AGES OF THE UNIVERSE

C DeSalvo

 

Is the universe about 6,000 years old as the Bible suggests or 15 billion years old as modern science says?

 

Science has evidence that shows the universe had a beginning about 15 billion years ago.  Creationists argue that the God-inspired Bible claims the universe is about 6,000 years old.  Obviously those crazy creationists are wrong.  False!  Thanks to Einstein, they are not wrong.

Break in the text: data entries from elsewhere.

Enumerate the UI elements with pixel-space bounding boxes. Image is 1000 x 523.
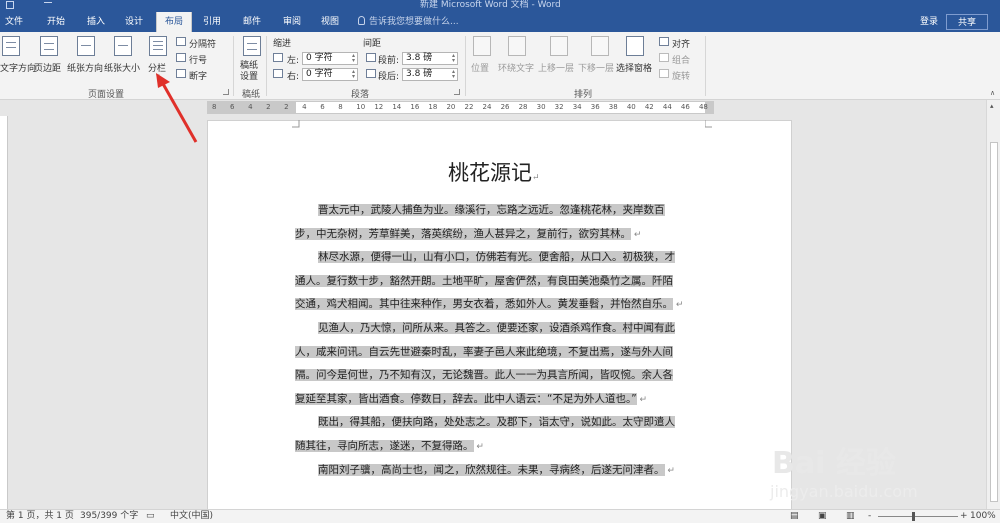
page-count[interactable]: 第 1 页，共 1 页 xyxy=(6,510,74,523)
language[interactable]: 中文(中国) xyxy=(170,510,213,523)
zoom-out-button[interactable]: - xyxy=(868,510,871,523)
zoom-slider[interactable] xyxy=(878,516,958,517)
read-mode-icon[interactable]: ▤ xyxy=(790,510,799,523)
word-window: 新建 Microsoft Word 文档 - Word 文件 开始 插入 设计 … xyxy=(0,0,1000,523)
status-bar: 第 1 页，共 1 页 395/399 个字 ▭ 中文(中国) ▤ ▣ ▥ - … xyxy=(0,509,1000,523)
proofing-icon[interactable]: ▭ xyxy=(146,510,155,523)
print-layout-icon[interactable]: ▣ xyxy=(818,510,827,523)
annotation-arrow xyxy=(156,73,198,143)
web-layout-icon[interactable]: ▥ xyxy=(846,510,855,523)
zoom-level[interactable]: 100% xyxy=(970,510,996,523)
word-count[interactable]: 395/399 个字 xyxy=(80,510,138,523)
zoom-in-button[interactable]: + xyxy=(960,510,968,523)
zoom-slider-thumb[interactable] xyxy=(912,512,915,521)
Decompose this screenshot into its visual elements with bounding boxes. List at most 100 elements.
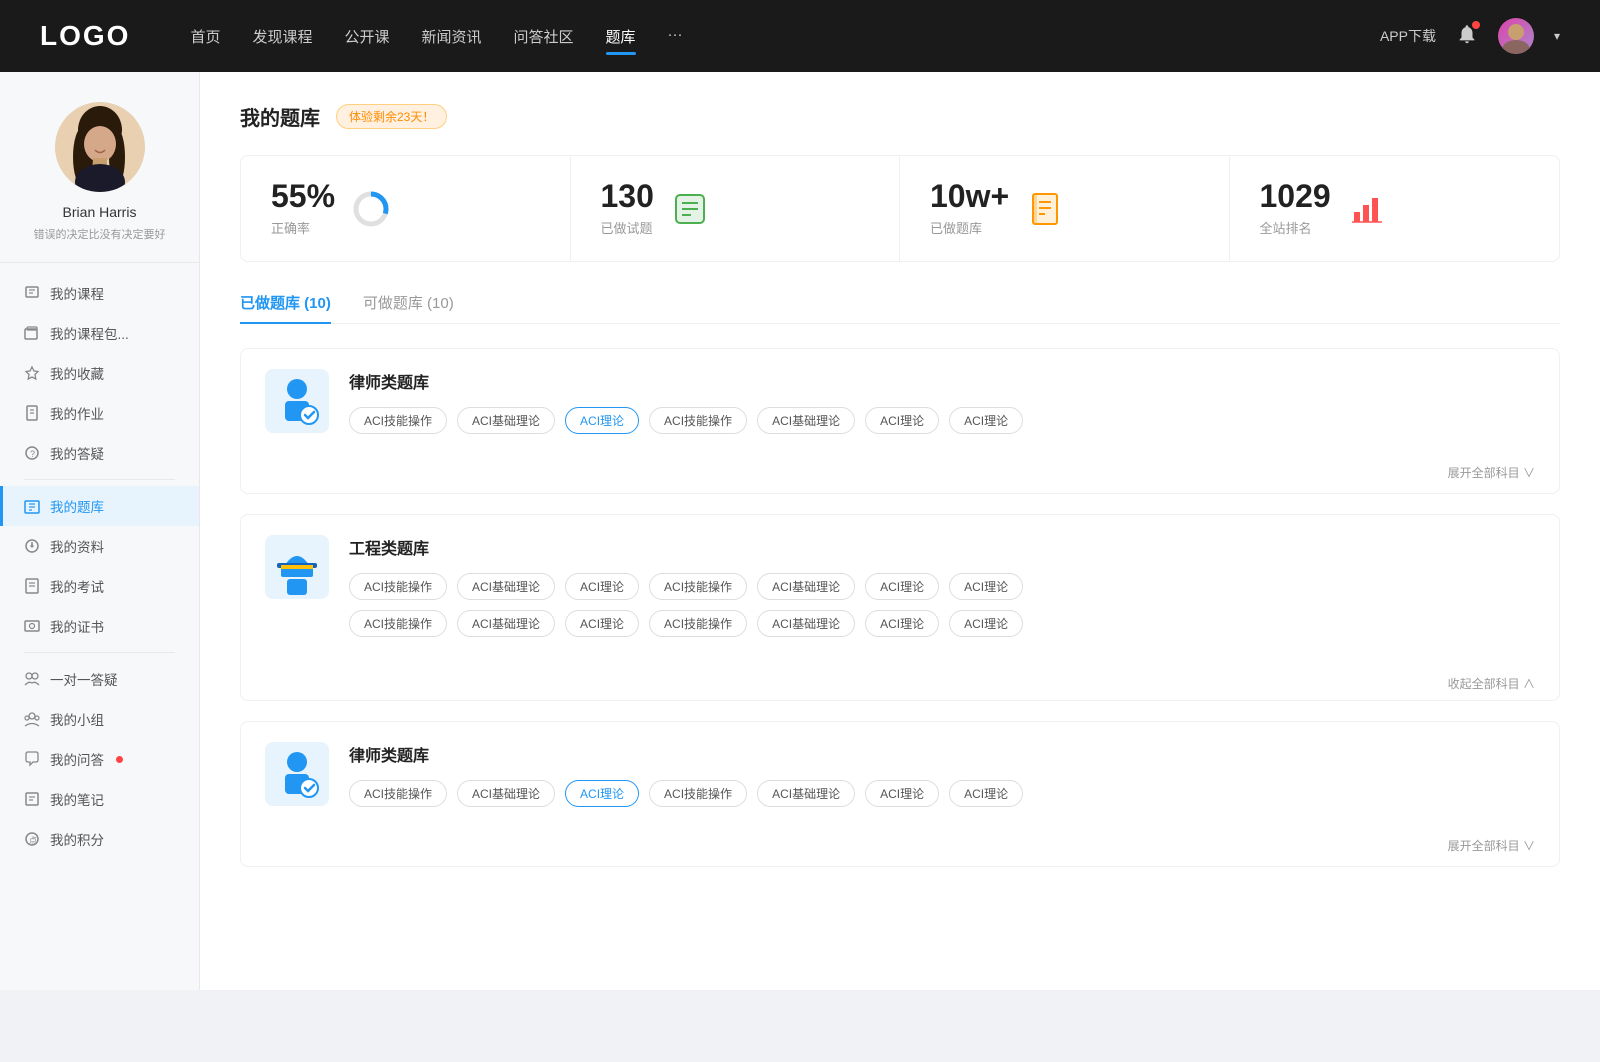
question-icon: ?	[24, 445, 40, 461]
tag[interactable]: ACI理论	[865, 780, 939, 807]
page-title: 我的题库	[240, 102, 320, 131]
tag[interactable]: ACI理论	[565, 573, 639, 600]
exam-icon	[24, 578, 40, 594]
tag[interactable]: ACI理论	[865, 610, 939, 637]
svg-text:?: ?	[30, 449, 35, 459]
sidebar-item-bank[interactable]: 我的题库	[0, 486, 199, 526]
tag[interactable]: ACI基础理论	[457, 780, 555, 807]
sidebar-menu: 我的课程 我的课程包... 我的收藏 我的作业	[0, 273, 199, 859]
stat-value-banks: 10w+	[930, 180, 1009, 212]
bank-icon	[24, 498, 40, 514]
tag[interactable]: ACI技能操作	[349, 610, 447, 637]
tag[interactable]: ACI基础理论	[757, 780, 855, 807]
group-icon	[24, 711, 40, 727]
avatar-image	[55, 102, 145, 192]
tag[interactable]: ACI理论	[865, 573, 939, 600]
tag[interactable]: ACI技能操作	[649, 780, 747, 807]
tag[interactable]: ACI基础理论	[457, 610, 555, 637]
stat-label-rank: 全站排名	[1260, 218, 1331, 237]
tag[interactable]: ACI技能操作	[649, 573, 747, 600]
points-icon: 点	[24, 831, 40, 847]
sidebar-item-exam[interactable]: 我的考试	[0, 566, 199, 606]
collapse-link-2[interactable]: 收起全部科目 ∧	[241, 667, 1559, 700]
user-avatar[interactable]	[1498, 18, 1534, 54]
sidebar-item-favorites[interactable]: 我的收藏	[0, 353, 199, 393]
tag[interactable]: ACI基础理论	[757, 610, 855, 637]
nav-qa[interactable]: 问答社区	[514, 22, 574, 51]
sidebar-divider-2	[24, 652, 175, 653]
stat-value-rank: 1029	[1260, 180, 1331, 212]
nav-bank[interactable]: 题库	[606, 22, 636, 51]
tag[interactable]: ACI理论	[565, 610, 639, 637]
sidebar-item-points[interactable]: 点 我的积分	[0, 819, 199, 859]
sidebar-item-label: 我的收藏	[50, 363, 104, 383]
tag[interactable]: ACI基础理论	[757, 573, 855, 600]
notification-dot	[116, 756, 123, 763]
bar-chart-icon	[1347, 189, 1387, 229]
course-icon	[24, 285, 40, 301]
tag-active[interactable]: ACI理论	[565, 407, 639, 434]
sidebar-item-course-pack[interactable]: 我的课程包...	[0, 313, 199, 353]
bank-tags-2a: ACI技能操作 ACI基础理论 ACI理论 ACI技能操作 ACI基础理论 AC…	[349, 573, 1535, 600]
nav-home[interactable]: 首页	[190, 22, 220, 51]
sidebar-item-group[interactable]: 我的小组	[0, 699, 199, 739]
bank-name-1: 律师类题库	[349, 369, 1535, 393]
bank-tags-1: ACI技能操作 ACI基础理论 ACI理论 ACI技能操作 ACI基础理论 AC…	[349, 407, 1535, 434]
profile-motto: 错误的决定比没有决定要好	[34, 226, 166, 242]
tag[interactable]: ACI技能操作	[649, 610, 747, 637]
nav-open-course[interactable]: 公开课	[344, 22, 389, 51]
sidebar-item-label: 我的答疑	[50, 443, 104, 463]
tag[interactable]: ACI技能操作	[349, 780, 447, 807]
stat-value-correct: 55%	[271, 180, 335, 212]
bank-name-3: 律师类题库	[349, 742, 1535, 766]
tab-available[interactable]: 可做题库 (10)	[363, 292, 454, 323]
bank-tags-3: ACI技能操作 ACI基础理论 ACI理论 ACI技能操作 ACI基础理论 AC…	[349, 780, 1535, 807]
tag-active[interactable]: ACI理论	[565, 780, 639, 807]
expand-link-3[interactable]: 展开全部科目 ∨	[241, 837, 1559, 866]
sidebar-item-data[interactable]: 我的资料	[0, 526, 199, 566]
sidebar-profile: Brian Harris 错误的决定比没有决定要好	[0, 102, 199, 263]
bank-card-1: 律师类题库 ACI技能操作 ACI基础理论 ACI理论 ACI技能操作 ACI基…	[240, 348, 1560, 494]
tag[interactable]: ACI技能操作	[349, 407, 447, 434]
user-menu-chevron[interactable]: ▾	[1554, 29, 1560, 43]
tab-done[interactable]: 已做题库 (10)	[240, 292, 331, 323]
nav-news[interactable]: 新闻资讯	[422, 22, 482, 51]
expand-link-1[interactable]: 展开全部科目 ∨	[241, 464, 1559, 493]
tag[interactable]: ACI基础理论	[457, 407, 555, 434]
tag[interactable]: ACI理论	[865, 407, 939, 434]
sidebar-item-label: 我的课程	[50, 283, 104, 303]
sidebar-item-label: 我的证书	[50, 616, 104, 636]
sidebar-item-questions[interactable]: ? 我的答疑	[0, 433, 199, 473]
nav-discover[interactable]: 发现课程	[252, 22, 312, 51]
sidebar-item-homework[interactable]: 我的作业	[0, 393, 199, 433]
bell-dot	[1472, 21, 1480, 29]
cert-icon	[24, 618, 40, 634]
sidebar-divider	[24, 479, 175, 480]
sidebar-item-label: 一对一答疑	[50, 669, 118, 689]
tag[interactable]: ACI技能操作	[649, 407, 747, 434]
tag[interactable]: ACI理论	[949, 610, 1023, 637]
app-download[interactable]: APP下载	[1380, 26, 1436, 46]
note-icon	[24, 791, 40, 807]
main-content: 我的题库 体验剩余23天！ 55% 正确率	[200, 72, 1600, 990]
navbar: LOGO 首页 发现课程 公开课 新闻资讯 问答社区 题库 ··· APP下载 …	[0, 0, 1600, 72]
sidebar-item-course[interactable]: 我的课程	[0, 273, 199, 313]
tag[interactable]: ACI理论	[949, 573, 1023, 600]
sidebar-item-label: 我的作业	[50, 403, 104, 423]
tag[interactable]: ACI技能操作	[349, 573, 447, 600]
tag[interactable]: ACI基础理论	[457, 573, 555, 600]
tag[interactable]: ACI理论	[949, 407, 1023, 434]
list-icon	[670, 189, 710, 229]
profile-name: Brian Harris	[63, 204, 137, 220]
stat-done-questions: 130 已做试题	[571, 156, 901, 261]
sidebar-item-one-on-one[interactable]: 一对一答疑	[0, 659, 199, 699]
bell-button[interactable]	[1456, 23, 1478, 50]
sidebar-item-my-qa[interactable]: 我的问答	[0, 739, 199, 779]
tag[interactable]: ACI基础理论	[757, 407, 855, 434]
tag[interactable]: ACI理论	[949, 780, 1023, 807]
sidebar-item-notes[interactable]: 我的笔记	[0, 779, 199, 819]
sidebar-item-cert[interactable]: 我的证书	[0, 606, 199, 646]
nav-more[interactable]: ···	[668, 22, 683, 51]
page-layout: Brian Harris 错误的决定比没有决定要好 我的课程 我的课程包...	[0, 72, 1600, 990]
qa-icon	[24, 751, 40, 767]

Time (or the passage of time) is what a clock measures.  Time is a property or characteristic of all matter (and antimatter).  Einstein's special relativity teaches that time passes more slowly the faster matter moves  (Search Web for "Twins Paradox."), and time passes more slowly for matter the higher the gravitational field of the environment in which the matter is located (Search Web for “Does Gravity Slow time?”). 

 

In the small, early universe, matter was very hot which caused it to move very fast.  And that early universe had a very high average gravitational field.  Those two effects (fast movement and high gravitational field) caused early matter to have a very slow flow of time. 

 

As the universe has grown larger, its matter has cooled, and its average gravitational field has decreased.  Those effects have caused the time flow of matter to originally flow very slowly, and to gradually speed up greatly.  Today, modern time flows about a trillion times faster than it did in the early universe. 

 

The Genesis description of the six days of creation uses the variable time flows of the universe since its beginning.  Modern science falsely assumes the time flow of modern, earth-bound clocks applies to the whole life of the universe.  Gerald Schroeder’s book, “The Science of God,” compares the time flows of the universal variable-time-flow clock with those of a modern, fixed-time-flow clock and shows that the six days of creation using the varying time flows of the universal clock equals about 15 billion years on a modern clock.  The first Biblical day (on the universal clock) represents eight billion years on a modern clock, the second day represents four billion years, third day represents two billion years, fourth day represents one billion years, fifth day is one-half billion years and the sixth day represents one-fourth of a billion years.  Eight, plus four, plus two, plus one, plus one-half, plus one-fourth equals 15.75 billion years.

 

Here’s an analogy that may be helpful:

 

A carpenter who uses our common decimal (Arabic) number system (uses digits 0, 1, 2, 3, 4, 5, 6, 7, 8 and 9) says that one plus one equals two.  The carpenter counts like this: 0, 1, 2, 3, 4, 5, 6, 7, 8, 9, 10, 11, 12, 13, …

 

But an assembly-language programmer, whose work requires the use of binary arithmetic (uses digits 0 and 1 only), says no, one plus one equals ten.  The programmer counts like this: 0, 1, 10, 11, 100, 101, 110, 111, 1000, …

 

Both are correct in the number system he is using.  In the carpenter's decimal number system one plus one equals two.  In the programmer's binary number system, one plus one equals ten.